FIELD OF THE INVENTION
[0002] The claimed invention relates to the field of secure
communications. More particularly it relates to improving the
efficiency of secure network communications.
BACKGROUND OF THE INVENTION
[0003] Many network transactions today require secure
communications. To establish a secure communication link protocols
such as Secure Socket Layer ("SSL") and Transport Layer Security
("TLS") must be accomplished. Today SSL is the most widely deployed
protocol for securing communication on the World Wide Web ("WWW").
The protocol is used by most E-commerce and financial web sites as
it guarantees privacy and authenticity of information exchanged
between a web server and a web browser. Currently, the number of
web sites using SSL to secure web traffic is growing at a
phenomenal rate and as the services provided on the World Wide Web
continue to expand so will the need for security using SSL.
[0004] Unfortunately, neither SSL or TLS are cheap. A number of
studies have shown that web servers using the SSL protocol perform
far worse than web servers that do not encrypt web traffic. In
particular, a web server using SSL can handle 30 to 50 times fewer
transactions per second than a web server using clear-text
communication only can. The exact transaction performance
degradation depends on the type of web server used by the site. To
overcome this degradation web sites using secure connections
typically buy significantly more hardware in order to provide a
reasonable response time to their customers.

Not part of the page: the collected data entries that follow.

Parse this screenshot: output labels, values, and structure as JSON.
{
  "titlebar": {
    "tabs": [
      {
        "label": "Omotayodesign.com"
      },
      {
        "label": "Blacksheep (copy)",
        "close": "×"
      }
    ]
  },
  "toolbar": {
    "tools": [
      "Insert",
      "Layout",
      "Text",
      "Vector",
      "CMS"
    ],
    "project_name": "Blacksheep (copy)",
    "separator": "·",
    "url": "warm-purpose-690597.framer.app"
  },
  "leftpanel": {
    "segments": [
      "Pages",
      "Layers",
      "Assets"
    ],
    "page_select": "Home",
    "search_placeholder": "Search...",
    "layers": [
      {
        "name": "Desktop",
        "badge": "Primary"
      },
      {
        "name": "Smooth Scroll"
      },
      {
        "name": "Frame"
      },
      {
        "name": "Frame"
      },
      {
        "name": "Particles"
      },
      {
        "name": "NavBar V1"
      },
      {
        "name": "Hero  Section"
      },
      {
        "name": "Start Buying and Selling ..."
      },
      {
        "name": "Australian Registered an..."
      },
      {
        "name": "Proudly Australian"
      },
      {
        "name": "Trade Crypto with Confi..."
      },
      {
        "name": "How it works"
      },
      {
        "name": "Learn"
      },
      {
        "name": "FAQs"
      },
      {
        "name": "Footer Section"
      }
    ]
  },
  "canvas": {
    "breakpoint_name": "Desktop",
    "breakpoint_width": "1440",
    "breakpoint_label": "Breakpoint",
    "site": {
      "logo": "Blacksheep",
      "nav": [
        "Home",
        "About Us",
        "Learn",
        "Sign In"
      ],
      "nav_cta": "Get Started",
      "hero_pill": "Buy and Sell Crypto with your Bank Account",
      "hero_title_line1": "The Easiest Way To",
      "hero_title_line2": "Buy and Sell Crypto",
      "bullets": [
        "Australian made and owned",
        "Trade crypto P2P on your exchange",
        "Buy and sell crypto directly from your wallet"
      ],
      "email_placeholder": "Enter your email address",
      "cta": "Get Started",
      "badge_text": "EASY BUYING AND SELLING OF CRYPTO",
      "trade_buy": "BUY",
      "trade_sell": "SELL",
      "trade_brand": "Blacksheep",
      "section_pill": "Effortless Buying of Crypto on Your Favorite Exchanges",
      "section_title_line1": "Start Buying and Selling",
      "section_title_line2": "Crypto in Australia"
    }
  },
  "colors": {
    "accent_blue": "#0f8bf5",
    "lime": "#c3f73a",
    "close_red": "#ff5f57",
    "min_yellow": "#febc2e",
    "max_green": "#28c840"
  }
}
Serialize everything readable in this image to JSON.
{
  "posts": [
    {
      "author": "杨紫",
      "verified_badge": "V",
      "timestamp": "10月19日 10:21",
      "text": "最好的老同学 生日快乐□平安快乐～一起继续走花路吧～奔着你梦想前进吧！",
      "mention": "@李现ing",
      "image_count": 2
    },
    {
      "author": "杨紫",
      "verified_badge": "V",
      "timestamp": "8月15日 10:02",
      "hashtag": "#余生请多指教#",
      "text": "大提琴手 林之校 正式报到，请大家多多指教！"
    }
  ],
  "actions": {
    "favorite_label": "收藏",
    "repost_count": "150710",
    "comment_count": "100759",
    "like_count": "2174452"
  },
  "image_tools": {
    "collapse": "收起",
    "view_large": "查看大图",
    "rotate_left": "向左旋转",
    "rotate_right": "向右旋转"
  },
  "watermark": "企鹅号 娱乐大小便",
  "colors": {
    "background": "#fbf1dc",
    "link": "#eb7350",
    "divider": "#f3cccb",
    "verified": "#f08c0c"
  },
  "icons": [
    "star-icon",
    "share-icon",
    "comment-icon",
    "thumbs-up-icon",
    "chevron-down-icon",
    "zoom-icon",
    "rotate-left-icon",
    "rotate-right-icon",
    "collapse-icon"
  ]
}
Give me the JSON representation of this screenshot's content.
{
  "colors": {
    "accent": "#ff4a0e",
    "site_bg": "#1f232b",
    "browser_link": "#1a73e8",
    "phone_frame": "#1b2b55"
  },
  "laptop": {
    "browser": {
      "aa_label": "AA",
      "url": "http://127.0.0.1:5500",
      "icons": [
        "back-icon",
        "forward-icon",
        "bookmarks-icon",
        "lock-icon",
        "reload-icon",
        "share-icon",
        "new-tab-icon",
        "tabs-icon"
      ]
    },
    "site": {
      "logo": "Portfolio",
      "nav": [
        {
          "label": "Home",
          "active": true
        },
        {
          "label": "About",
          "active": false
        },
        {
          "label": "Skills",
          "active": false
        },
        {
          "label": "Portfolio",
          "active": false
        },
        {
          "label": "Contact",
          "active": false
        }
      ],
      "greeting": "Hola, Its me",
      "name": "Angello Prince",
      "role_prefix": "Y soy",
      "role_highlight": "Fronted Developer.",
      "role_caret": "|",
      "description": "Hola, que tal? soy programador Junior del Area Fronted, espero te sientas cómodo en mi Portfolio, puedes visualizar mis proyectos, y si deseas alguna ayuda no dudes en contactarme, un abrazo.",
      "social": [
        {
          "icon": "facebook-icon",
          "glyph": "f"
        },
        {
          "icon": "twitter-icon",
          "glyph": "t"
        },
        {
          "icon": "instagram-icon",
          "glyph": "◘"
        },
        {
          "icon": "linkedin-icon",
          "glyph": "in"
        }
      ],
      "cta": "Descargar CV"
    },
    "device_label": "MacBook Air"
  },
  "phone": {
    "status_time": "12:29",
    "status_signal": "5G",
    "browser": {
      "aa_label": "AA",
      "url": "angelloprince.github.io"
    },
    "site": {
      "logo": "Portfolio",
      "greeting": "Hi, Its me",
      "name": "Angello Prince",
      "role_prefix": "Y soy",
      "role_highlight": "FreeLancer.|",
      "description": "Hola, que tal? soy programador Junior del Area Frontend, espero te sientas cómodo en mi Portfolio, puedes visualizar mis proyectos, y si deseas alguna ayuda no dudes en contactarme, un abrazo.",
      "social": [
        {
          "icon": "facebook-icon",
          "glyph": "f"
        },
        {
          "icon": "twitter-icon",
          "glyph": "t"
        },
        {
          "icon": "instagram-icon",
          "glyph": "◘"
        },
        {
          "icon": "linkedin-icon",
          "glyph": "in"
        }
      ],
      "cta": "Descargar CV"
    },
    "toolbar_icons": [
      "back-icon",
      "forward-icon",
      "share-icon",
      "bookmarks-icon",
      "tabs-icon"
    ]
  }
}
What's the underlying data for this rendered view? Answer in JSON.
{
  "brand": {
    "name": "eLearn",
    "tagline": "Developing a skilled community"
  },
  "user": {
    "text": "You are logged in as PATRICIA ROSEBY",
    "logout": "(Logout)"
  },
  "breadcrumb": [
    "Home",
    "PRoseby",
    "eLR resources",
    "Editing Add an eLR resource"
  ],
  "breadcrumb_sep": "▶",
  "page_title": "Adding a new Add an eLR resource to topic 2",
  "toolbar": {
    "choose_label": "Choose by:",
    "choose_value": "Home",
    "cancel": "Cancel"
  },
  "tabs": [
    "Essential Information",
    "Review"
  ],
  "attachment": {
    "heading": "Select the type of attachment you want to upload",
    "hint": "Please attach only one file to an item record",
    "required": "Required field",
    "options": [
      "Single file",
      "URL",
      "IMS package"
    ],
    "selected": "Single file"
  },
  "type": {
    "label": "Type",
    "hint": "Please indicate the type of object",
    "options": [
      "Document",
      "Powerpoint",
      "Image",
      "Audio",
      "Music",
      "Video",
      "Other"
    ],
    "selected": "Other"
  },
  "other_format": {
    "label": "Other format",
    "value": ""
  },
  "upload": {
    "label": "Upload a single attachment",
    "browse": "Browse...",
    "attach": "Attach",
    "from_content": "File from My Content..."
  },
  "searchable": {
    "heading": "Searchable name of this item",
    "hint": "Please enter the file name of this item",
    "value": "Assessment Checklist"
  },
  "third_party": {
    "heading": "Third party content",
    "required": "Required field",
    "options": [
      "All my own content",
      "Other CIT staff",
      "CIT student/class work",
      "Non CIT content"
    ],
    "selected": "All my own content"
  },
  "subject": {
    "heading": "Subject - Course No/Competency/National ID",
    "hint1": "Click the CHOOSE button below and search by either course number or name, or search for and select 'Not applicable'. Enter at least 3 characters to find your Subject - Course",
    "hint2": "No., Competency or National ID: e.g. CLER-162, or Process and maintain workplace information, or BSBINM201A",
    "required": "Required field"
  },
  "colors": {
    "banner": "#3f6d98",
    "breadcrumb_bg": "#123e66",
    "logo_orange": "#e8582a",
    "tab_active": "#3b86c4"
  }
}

[0005] Web sites often use one of two techniques to overcome
security's impact on performance. The first method, as indicated
above, is to deploy more machines at the web site and load balance
connections across these machines. This is problematic since more
machines are harder to administer. In addition, mean time between
failures decreases significantly. The other solution is to install
a hardware acceleration card inside the web server. The card
handles most of the secure protocol workload thus enabling the web
server to focus on its regular tasks. Accelerator cards are
available from a number of vendors and while these cards reduce the
penalty of using secure protocols, they are relatively expensive
and are non-trivial to configure. Thus there is a need to quickly
establish secure transactions at a lower cost.
SUMMARY OF THE INVENTION
[0006] A method and apparatus for enhancing security protection
server performance in a computer network is provided when a web
browser first connects to a web server using secure protocols, the
browser and server execute an initial handshake protocol. The
outcome of this protocol is a session encryption key and a session
integrity key. These keys are only known to the web server and web
browser, and establish a secure session.
[0007] Once session keys are established, the browser and server
begin exchanging data. The data is encrypted using the session
encryption key and protected from tampering using the session
integrity key. When the browser and server are done exchanging data
the connection between them is closed. This process begins when the
web browser connects to the web server and sends a client-hello
message. Soon after receiving the message, the web server responds
with a server-hello message. This message contains the server's
public key certificate that informs the client of the server's
Rivest-Shamir-Adleman algorithm ("RSA") public key. Having received
the public key, the browser picks a random 48-byte string, R, and
encrypts it using the key. Letting C be the resulting cipher-text
of the string R, the web browser then sends a client-key-exchange
message containing C. The 48-byte string R is called the
pre-master-secret. Upon receiving the message, from the browser,
the web server uses its RSA private key to decrypt C and thus
learns R. Both the browser and server then use R and some other
common information to derive the session keys. With the session
keys established, encrypted message can be sent between the browser
and server with impunity.
[0008] The decryption of the encrypted string, R, is the expensive
part of the initial handshake. An RSA public key is made of two
integers (N, e). In an embodiment N=pq is the product of two large
primes and is typically 1024 bits long. The value e is called the
encryption exponent and is typically some small number such as
e=65537. Both N and e are embedded in the server's public key
certificate. The RSA private key is simply an integer d satisfying
e.multidot.d=1 mod (p-1) (q-1). Given an RSA cipher-text C, the web
server decrypts C by using its private key to compute C.sup.d mod N
that reveals the plain-text message, R. Since both d and N are
large numbers (each 1024 bits long) this computation takes some
effort.
[0009] At a later time, the browser may reconnect to the same web
server. When this happens the browser and server executes the
resume handshake protocol. This protocol causes both server and
browser to reuse the session keys established during the initial
handshake saving invaluable resources. All application data is then
encrypted and protected using the previously established session
keys.
[0010] Of the three phases, the initial handshake is often the
reason why secure connections degrade web server performance.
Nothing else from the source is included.